Виктор. Да в деньгах. Раньше у мужиков не было денег, и все были злые, как я сейчас. Надо чаще тосты поднимать! (Достает из настенного шкафа бутылку и стопку.) За то, чтоб Зеркальцева скорее выпустили!

Лариса налетает на него как вепрь, выхватывает у него все и ставит на самую

верхнюю полку.

Голос дядьки Леонида (с кухни). Когда-нибудь я встану! И все достану! Ох достану!

Лариса (перебивает). Мама говорила: мы строили кооператив для себя, как вороны вон за окном, по хворостинке... А все досталось отцу и мачехе.

Виктор (кричит.) Тебе помочь, дядька Леонид?

Голос дядьки Леонида. Защитник Белого дома не нуждается в вашей помощи!

Лариса. Когда все мои подруги удалялись замуж, я за мамой лежачей ухаживала. Она меня иногда спрашивала: "Красивая девушка, вы кто?" И каждый раз я думала: Господи, чем же это все кончится? Не смертью же, правда ведь?

Виктор. Думала, думала, а деньги-то в церковь носила? Или хотела всю помощь на халяву получить?

Лариса. Для вас Он (показывает вверх) какой-то супербизнесмен, с которым вы все время торги ведете. (Передразнивая.) Боженька, смотри, сколько я на твой счет перевел!

Виктор. С Супербизнесменом сильно-то не поторгуешься. Он сказал десятую часть отдай, и все!

Лариса. И ты отдавал, что ли? Десятину - от всякой прибыли?

Виктор. Ну, дурак был, что не отдавал. Но теперь - только дай снова подняться, я все! Все! Если б раньше я делал как надо... Ему (жест вверх) сейчас бы не пришлось...

Из кухни на кресле-каталке показывается дядька Леонид.

Дядька Леонид (поет). Жили мы на хуторе, все на хрен перепутали...

Лариса. Добавки надо?

Дядька Леонид. Съел мюсли - и оказался внутри себя. Столько разных ощущений, и все мировые.

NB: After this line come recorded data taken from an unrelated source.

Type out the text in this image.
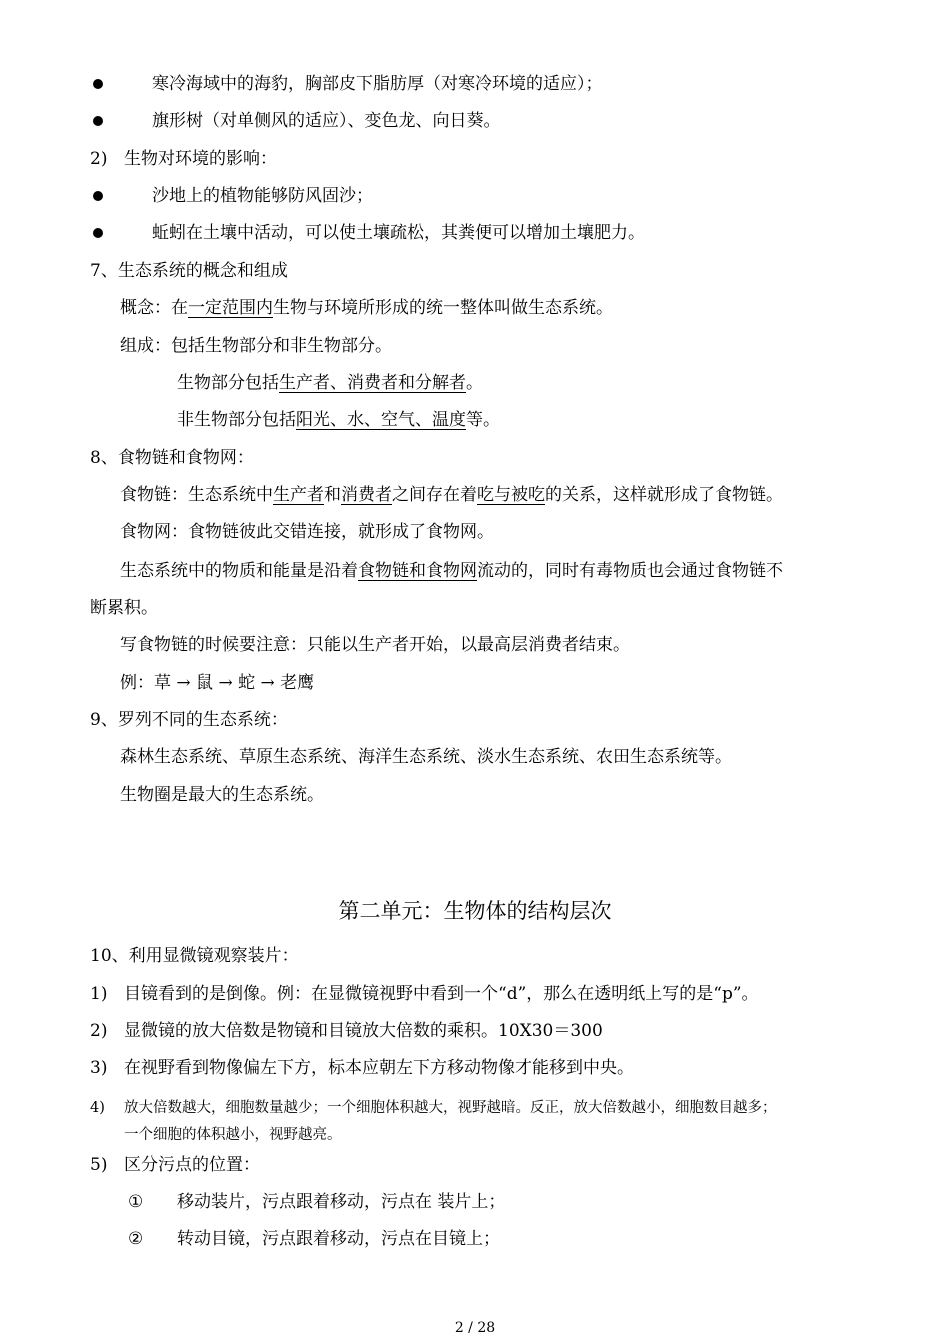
寒冷海域中的海豹，胸部皮下脂肪厚（对寒冷环境的适应）；
旗形树（对单侧风的适应）、变色龙、向日葵。
2) 生物对环境的影响：
沙地上的植物能够防风固沙；
蚯蚓在土壤中活动，可以使土壤疏松，其粪便可以增加土壤肥力。
7、生态系统的概念和组成
概念：在一定范围内生物与环境所形成的统一整体叫做生态系统。
组成：包括生物部分和非生物部分。
生物部分包括生产者、消费者和分解者。
非生物部分包括阳光、水、空气、温度等。
8、食物链和食物网：
食物链：生态系统中生产者和消费者之间存在着吃与被吃的关系，这样就形成了食物链。
食物网：食物链彼此交错连接，就形成了食物网。
生态系统中的物质和能量是沿着食物链和食物网流动的，同时有毒物质也会通过食物链不
断累积。
写食物链的时候要注意：只能以生产者开始，以最高层消费者结束。
例：草 → 鼠 → 蛇 → 老鹰
9、罗列不同的生态系统：
森林生态系统、草原生态系统、海洋生态系统、淡水生态系统、农田生态系统等。
生物圈是最大的生态系统。
第二单元：生物体的结构层次
10、利用显微镜观察装片：
1) 目镜看到的是倒像。例：在显微镜视野中看到一个“d”，那么在透明纸上写的是“p”。
2) 显微镜的放大倍数是物镜和目镜放大倍数的乘积。10X30＝300
3) 在视野看到物像偏左下方，标本应朝左下方移动物像才能移到中央。
4) 放大倍数越大，细胞数量越少；一个细胞体积越大，视野越暗。反正，放大倍数越小，细胞数目越多；
一个细胞的体积越小，视野越亮。
5) 区分污点的位置：
① 移动装片，污点跟着移动，污点在 装片上；
② 转动目镜，污点跟着移动，污点在目镜上；
2 / 28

Виктор. Ты стал много говорить о еде.

Дядька Леонид. Не затыкай рот защитнику Белого дома!

Лариса. Леонид, ну что ты говоришь. Ты здесь, на Урале, Белый дом в Москве.

Дядька Леонид. Даже и не пытайся заткнуть рот защитнику демократии! Я тогда в Переделкине отдыхал с женой. Мы фотоальбом с ней издали про Коми округ. Кодовое название - "Страна Або". Або по-коми-пермяцки - нет. Потому что в Кудымкаре ничего не было тогда.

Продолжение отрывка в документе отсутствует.